Pour que cela se produise, des changements dans l’Église sont nécessaires. La Commission a présenté 45 recommandations, certaines d’entre elles se réfèrent au passé (c’est un moyen de réparer les torts), et d’autres sont tournées vers l’avenir. Le droit canon doit être réformé (au-delà de ce qui a déjà été annoncé dans l’Église à cet égard). L’inclusion du processus canonique doit s’écarter du schéma féodal du pouvoir absolu de l’évêque et se transformer de manière à garantir un jugement juste. La commission propose de s’écarter du secret absolu de l’aveu en obligeant le confesseur à soumettre une déclaration de délit présumé. Selon la Commission, la gouvernance de l’Église doit également changer, ce qui doit être réalisé en incluant les laïcs dans les décisions qui ne concernent pas la célébration des sacrements. Il doit également y avoir un changement dans l’enseignement de l’église, qui a jusqu’à présent mis le viol d’enfants au même niveau que les relations sexuelles en dehors du mariage.

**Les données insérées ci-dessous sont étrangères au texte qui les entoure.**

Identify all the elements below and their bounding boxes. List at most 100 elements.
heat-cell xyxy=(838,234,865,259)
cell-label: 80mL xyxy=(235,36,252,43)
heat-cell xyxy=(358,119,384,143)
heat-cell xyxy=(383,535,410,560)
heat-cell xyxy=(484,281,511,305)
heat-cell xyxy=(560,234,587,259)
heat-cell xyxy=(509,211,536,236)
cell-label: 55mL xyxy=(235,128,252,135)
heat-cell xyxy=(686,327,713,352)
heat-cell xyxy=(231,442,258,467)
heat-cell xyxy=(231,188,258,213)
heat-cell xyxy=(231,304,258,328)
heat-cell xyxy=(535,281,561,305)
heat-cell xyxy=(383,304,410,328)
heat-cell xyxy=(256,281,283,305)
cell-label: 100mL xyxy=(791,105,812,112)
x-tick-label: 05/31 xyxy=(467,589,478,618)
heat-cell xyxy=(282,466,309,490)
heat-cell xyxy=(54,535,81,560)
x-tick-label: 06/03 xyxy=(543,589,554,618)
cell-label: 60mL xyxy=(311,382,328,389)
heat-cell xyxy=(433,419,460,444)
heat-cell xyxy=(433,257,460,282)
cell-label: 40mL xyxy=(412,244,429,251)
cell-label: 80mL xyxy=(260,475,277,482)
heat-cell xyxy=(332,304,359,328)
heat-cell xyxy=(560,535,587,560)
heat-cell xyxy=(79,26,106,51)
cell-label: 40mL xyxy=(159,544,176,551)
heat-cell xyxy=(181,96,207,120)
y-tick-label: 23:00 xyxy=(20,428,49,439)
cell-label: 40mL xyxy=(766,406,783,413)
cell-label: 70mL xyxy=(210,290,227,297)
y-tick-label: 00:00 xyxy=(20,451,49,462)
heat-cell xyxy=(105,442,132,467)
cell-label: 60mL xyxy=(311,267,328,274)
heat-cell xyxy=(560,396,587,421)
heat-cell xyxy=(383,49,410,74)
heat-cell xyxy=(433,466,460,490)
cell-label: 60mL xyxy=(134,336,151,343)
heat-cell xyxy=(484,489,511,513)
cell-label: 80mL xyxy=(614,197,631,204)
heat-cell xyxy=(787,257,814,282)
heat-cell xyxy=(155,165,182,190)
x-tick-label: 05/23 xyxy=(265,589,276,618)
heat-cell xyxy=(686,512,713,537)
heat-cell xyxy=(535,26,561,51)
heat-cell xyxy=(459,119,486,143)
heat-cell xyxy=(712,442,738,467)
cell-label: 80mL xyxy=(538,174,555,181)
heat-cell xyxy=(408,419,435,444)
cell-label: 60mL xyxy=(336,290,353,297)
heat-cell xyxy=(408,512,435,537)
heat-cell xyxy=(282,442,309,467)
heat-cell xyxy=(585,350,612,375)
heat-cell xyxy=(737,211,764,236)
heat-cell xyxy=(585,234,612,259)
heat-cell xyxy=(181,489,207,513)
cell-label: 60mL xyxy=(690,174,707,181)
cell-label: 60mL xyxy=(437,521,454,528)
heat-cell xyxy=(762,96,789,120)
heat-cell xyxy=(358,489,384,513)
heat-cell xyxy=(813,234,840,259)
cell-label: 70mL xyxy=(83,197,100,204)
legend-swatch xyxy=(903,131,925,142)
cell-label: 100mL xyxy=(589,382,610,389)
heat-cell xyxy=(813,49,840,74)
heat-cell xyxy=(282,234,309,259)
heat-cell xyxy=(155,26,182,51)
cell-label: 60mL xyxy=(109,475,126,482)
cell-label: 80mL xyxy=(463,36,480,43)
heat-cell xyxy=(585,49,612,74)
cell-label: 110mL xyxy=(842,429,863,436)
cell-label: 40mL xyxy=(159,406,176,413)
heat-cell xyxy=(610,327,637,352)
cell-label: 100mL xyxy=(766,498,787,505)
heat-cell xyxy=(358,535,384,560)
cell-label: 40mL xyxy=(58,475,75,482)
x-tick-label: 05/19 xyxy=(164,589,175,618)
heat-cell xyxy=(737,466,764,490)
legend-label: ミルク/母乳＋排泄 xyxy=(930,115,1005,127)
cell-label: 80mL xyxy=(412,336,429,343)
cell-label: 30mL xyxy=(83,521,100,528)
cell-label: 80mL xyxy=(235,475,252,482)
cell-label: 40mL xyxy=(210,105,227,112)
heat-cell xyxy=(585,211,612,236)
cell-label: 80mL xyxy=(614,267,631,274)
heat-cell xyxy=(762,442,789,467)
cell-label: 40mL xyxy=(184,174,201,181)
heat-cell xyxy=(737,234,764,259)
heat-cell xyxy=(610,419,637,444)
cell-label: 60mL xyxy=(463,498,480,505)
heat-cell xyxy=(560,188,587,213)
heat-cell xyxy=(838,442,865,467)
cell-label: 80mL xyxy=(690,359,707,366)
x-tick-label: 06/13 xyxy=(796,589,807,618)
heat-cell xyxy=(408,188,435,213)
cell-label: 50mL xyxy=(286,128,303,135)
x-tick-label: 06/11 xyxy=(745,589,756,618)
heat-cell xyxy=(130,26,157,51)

L’anticléricalisme n’est pas forcément synonyme de parti pris anti-Église
Reste à voir si ces recommandations seront adoptées ou non. Il est à noter cependant que c’est l’autorité ecclésiastique qui a demandé à la Commission, composée de laïcs et pas seulement de catholiques, de formuler ces recommandations.
En regardant cet événement du point de vue polonais, deux choses sont frappantes. Premièrement : le processus de facturation se déroule sans anesthésie. La seconde : le phénomène regrettable des crimes sexuels dans l’Église est présenté contre, non isolément, des autres Églises locales et de la société française. Cette dernière est particulièrement intéressante, compte tenu du caractère anticlérical de l’État français, issu de la Révolution de 1789 et perpétué sous la forme de la Ve République (à partir de 1958). Cela signifierait que l’anticléricalisme ne signifie pas nécessairement la véhémence anti-église.
ça doit faire mal
Certes, le consentement de l’autorité ecclésiastique à régler ses comptes sans anesthésie ne lui convient pas : cela doit faire mal. Mais, comme Sœur Margron l’a mentionné plus haut, se référant au célèbre livre d’Hanna Arendt sur le procès Eichmann : quiconque banalise le mal ou le nie, en fait le multiplie.
C’est triste, mais avec un peu de courage, ça peut être une leçon.